Во дворе человек выгребал сугроб из-под Пежо
и складывал на крышу Опелю. Хранить осадки у нас негде, мужчины дарят
снег друг другу. Прибежал папа Опеля, тоже с лопатой. Он не хотел себе
чужих осадков, к концу зимы он ничего уже не хотел. Такой февраль,
упасть в сугроб и плакать. Мужчины сначала диспутировали, потом
фехтовали на лопатах. Сверху, перевесившись через подоконник, смотрела
женщина. Курила, улыбалась. Ей нравилось, что наш район не захолустье и
жизнь кипит.
Вчера она опять курит в раскрытое окно, и вдруг
сверху падает карниз. Вместе с сосульками, со льдом, пролетает мимо её
глаз, носа и сигареты, как настоящий сюрприз. Женщина даже не
подозревала, насколько минздрав был прав насчёт курева.
А сегодня опять дымит. Уже глубже, из комнаты. Упрямая.
Приходила
в гости маменька. Рассказала волнующее, про любовь и детство. Она
школьный психолог, в её практике полно отличных сценариев. Девочка
Алиса пришла в первый класс. Тоненькая вся, синеглазая, с бантами. Папа
за неё волновался, вдруг обидят. Он бы подарил дочке какой-нибудь
артефакт против мальчишек, двуручный меч или базуку, но с такими
примочками в класс не пускают, потому что учителя трусы.
И папа отдал дочку на простое карате. Заранее, с трёх лет.
К
школе Алиса выучила семь способов убийства человека сложенной газетой.
Она метала ножи, вилки, метко плевала компотом. И в целом, была готова
учиться в современных условиях. Спасибо отцу. Ещё, называла перелом
ключицы «наименьшим вредом, отрезвляющим противника».
Первую
неделю Алиса била мальчиков по одному. Тогда мальчики выбрали пять
делегатов. Делегаты сказали «пойдём поговорим». Встречу назначили на
среду, за школой, между мусорником и забором. Алиса пришла со сложенной
газетой и, по-моему, не сдержалась. Делегаты убежали с криком "идиотка
бешеная". В младших классах наступили мир, покой и матриархат. Там и
осень закончилась.
А в январе она влюбилась в красивого
восьмиклассника. Два дня вздыхала и смотрела фиалковыми глазами, на
третий застала его в коридоре, в позе откровенного предательства. Он
был прижат к стене, его целовала какая-то корова из девятого. Корове
был сломан всего лишь каблук. Парню врезала по желудям. И когда он
сложился от нахлынувших эмоций, Алиса его поцеловала. Чтоб понял,
дурак. Иначе было не достать, маленькая ведь, почти портативная девочка.
Назавтра
в школу пришёл отец. Он слушал и радовался, что не купил базуку.

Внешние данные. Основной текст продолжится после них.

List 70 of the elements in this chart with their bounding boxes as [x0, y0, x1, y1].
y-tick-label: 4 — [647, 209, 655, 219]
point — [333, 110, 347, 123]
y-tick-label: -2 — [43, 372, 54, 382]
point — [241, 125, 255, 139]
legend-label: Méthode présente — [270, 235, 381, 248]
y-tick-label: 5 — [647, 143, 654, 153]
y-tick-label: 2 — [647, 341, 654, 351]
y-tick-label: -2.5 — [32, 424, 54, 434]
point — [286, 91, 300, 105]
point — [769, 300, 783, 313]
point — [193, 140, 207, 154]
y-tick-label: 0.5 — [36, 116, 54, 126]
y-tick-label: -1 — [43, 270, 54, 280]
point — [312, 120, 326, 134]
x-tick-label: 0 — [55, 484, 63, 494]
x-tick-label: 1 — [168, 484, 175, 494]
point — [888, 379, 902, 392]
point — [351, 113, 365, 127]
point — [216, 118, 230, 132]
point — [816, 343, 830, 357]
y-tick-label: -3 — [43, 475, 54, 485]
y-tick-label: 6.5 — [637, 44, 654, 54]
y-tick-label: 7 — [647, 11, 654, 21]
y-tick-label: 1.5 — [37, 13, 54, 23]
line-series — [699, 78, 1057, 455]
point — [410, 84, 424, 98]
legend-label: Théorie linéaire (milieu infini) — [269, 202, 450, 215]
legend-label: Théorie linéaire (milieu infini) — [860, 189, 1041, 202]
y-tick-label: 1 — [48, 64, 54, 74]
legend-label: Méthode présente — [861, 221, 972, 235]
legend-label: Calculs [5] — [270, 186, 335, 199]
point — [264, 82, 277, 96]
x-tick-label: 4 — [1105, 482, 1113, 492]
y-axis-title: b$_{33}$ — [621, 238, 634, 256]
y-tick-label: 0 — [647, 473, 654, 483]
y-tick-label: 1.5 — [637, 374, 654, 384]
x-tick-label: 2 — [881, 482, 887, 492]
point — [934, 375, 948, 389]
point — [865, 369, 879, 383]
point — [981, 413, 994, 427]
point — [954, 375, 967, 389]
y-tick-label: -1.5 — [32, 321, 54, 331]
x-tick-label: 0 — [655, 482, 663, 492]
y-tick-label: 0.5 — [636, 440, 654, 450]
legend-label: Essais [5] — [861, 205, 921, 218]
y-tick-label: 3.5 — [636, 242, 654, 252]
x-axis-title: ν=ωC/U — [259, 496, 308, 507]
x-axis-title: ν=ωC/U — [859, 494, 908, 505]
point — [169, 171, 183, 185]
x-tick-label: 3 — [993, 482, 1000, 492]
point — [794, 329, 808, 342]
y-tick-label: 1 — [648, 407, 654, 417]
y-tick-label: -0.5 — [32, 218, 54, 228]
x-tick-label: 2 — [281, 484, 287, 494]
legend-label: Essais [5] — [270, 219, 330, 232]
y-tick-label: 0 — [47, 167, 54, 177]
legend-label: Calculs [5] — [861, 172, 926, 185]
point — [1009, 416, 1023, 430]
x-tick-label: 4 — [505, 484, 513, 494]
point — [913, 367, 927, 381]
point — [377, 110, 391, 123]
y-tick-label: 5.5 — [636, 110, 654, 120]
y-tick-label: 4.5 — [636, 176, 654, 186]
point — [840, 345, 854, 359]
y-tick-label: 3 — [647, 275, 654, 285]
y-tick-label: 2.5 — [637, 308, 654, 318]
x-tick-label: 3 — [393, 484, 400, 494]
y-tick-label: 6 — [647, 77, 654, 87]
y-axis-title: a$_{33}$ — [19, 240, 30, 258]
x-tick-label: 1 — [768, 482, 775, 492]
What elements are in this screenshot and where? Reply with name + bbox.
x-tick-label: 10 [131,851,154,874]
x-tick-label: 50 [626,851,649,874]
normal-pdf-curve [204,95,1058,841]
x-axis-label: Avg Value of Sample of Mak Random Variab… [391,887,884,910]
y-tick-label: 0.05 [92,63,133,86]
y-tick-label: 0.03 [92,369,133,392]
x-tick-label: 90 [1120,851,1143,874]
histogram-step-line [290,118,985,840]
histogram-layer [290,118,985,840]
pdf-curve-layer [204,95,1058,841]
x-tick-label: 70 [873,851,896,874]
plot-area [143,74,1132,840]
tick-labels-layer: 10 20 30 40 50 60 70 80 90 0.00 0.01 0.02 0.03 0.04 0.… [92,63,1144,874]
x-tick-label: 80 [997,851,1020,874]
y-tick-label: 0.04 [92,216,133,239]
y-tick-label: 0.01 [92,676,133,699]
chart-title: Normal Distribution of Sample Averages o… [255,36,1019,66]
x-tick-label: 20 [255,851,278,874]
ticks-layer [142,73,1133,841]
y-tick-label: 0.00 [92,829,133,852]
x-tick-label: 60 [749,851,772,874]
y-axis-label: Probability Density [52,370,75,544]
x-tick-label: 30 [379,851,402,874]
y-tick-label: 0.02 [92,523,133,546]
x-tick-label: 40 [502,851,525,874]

Заведение осталось цело, было куда прийти, узнать об успехах дочери.
Директор предложила перейти в соседнюю школу. Там всё ещё бегали сотни
небитых детей. Папа подозревал, другая школа не захочет чужих
каратистов. А эта школа уже привыкла, адаптировалась. Папа хотел бы
остаться, обещал помыть окна и не носиться на переменах. Вытащил
деньги, как аргумент. Директор тоже предложила денег, чтоб они всё-таки
ушли. Взрослые стали пихать друг другу всё большие суммы. Никто не мог
победить. Решили, как психолог скажет, так и поступят.
А психолог – моя маменька.
-
Бедная девочка! – воскликнула она. – Ребёнок старался, не давал себя в
обиду, всё как велел отец. А теперь кругом непонимание, учителя ругают,
дети её боятся, отец набычился. И в любви запуталась. Конечно,
поведение девиантное, но ребёнок не виноват. С ней просто надо
разговаривать, – сказала маменька.
Она и сама в детстве любила.
Одного мальчика. Не знала, как выразить чувства, поймала его, повалила
и насыпала песку в трусы. (Очень выразительно, мне кажется).
Маменькиных
чувств тоже тогда не поняли. Её даже выгнали из октябрят. А теперь она
выросла и диссертацию защитила. Кто-то с ней подолгу беседовал в
детстве, видимо.
Завтра ко мне приедет одна молчаливая барышня.
Я пересказываю ей свою жужу, за это она готовит цукини с чесноком и
петрушкой. И всё счастье моё – в плетении из воздуха городов, чьё
население влюбчиво и патологически счастливо в финале. Я обильно вру,
за это меня жалеют, целуют в уши и называют Славочкой.
А больше ничего не происходит. Конец зимы. Пежо не здоровается с Опелем, в окне напротив курит отважная женщина и повсюду снег.